Passaram entretanto 18 anos. Cá em Portugal, nada melhorou: a qualificação dos quadros e dirigentes dos partidos é curta, há suspeitas de corrupção em julgamento, o caciquismo mostra-se perante as câmaras (mesmo em directas, como revelou o Observador). De resto, todos sabem que é tão fácil controlar uma eleição de um líder no aparelho como era antes, nos congressos.
O PS, talvez por isso, deu um passo em frente: quando António Costa desafiou Seguro, há dois anos, o então secretário-geral socialista abriu a eleição a simpatizantes do partido (para além dos militantes). Na altura escreveu-se que essas primárias tinham sido um sucesso, um reforço de legitimidade. E até que tinha sido um empurrão para o vencedor, António Costa, ganhar as legislativas seguintes. Resultado: perdeu-as. E só chegou ao Governo usando a maioria de esquerda, num passo democraticamente previsto, mas nunca antes usado.
Lá por fora foi até pior: em França, François Hollande foi eleito em primárias também, chegou ao Governo — e acabou com a mais baixa popularidade da história. O seu sucessor? Eleito em primárias, teve o pior resultado da história dos socialistas franceses.
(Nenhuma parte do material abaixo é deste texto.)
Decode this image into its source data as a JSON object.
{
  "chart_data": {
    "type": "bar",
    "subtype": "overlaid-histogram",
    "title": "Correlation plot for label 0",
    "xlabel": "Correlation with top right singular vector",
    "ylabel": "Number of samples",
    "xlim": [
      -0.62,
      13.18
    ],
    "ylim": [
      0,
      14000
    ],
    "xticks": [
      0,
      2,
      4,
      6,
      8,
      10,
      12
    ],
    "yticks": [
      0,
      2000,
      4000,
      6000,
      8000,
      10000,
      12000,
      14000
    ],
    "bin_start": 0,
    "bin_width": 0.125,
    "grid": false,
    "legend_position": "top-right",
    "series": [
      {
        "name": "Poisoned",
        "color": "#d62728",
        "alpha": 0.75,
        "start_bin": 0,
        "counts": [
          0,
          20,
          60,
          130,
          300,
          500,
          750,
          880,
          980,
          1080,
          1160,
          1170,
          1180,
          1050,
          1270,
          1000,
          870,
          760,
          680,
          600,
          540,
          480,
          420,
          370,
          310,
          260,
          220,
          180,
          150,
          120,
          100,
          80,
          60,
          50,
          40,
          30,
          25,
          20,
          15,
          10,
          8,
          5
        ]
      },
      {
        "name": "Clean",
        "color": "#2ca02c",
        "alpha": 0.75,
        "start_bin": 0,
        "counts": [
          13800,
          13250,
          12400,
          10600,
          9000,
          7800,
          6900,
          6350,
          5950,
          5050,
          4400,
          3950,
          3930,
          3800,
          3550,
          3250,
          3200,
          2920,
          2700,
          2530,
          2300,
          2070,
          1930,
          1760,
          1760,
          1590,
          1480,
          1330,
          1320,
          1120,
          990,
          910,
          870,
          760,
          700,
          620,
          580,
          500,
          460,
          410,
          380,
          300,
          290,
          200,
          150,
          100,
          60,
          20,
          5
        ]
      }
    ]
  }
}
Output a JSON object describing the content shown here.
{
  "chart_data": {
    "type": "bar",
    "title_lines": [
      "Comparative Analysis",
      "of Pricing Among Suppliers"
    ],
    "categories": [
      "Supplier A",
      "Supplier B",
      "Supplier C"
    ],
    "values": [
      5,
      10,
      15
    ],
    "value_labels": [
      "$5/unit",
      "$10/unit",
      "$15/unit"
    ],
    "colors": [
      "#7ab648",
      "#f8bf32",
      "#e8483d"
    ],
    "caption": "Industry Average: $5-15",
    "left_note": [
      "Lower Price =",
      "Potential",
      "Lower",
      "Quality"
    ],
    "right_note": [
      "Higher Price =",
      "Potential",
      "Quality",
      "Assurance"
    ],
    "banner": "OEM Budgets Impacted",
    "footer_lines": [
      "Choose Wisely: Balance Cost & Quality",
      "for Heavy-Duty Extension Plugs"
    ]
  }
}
À direita, igual: François Fillon foi simplesmente uma catástrofe. Já em Espanha, as primárias deram a Pedro Sanchéz o PSOE e uma derrota contra Rajoy. E na América, já agora recordo-o, as primárias republicanas elegeram... Donald Trump.
Tudo isto para dizer que se percebe bem que, no PSD, os “barões”, figuras importantes do partido, sugiram agora um regresso aos congressos que elegiam o líder. Aqueles que deixavam meio país preso aos argumentos do púlpito, mesmo sabendo que havia muitas manobras atrás do pano. Hoje, como sabemos que as directas não resolveram nada e que as primárias também não, esta é provavelmente uma boa ideia — se isso nos devolver mais peso aos argumentos, aos projectos e à renovação dos partidos. O CDS já o fez, discreta mas tranquilamente. Terão os restantes líderes a confiança para as discutir?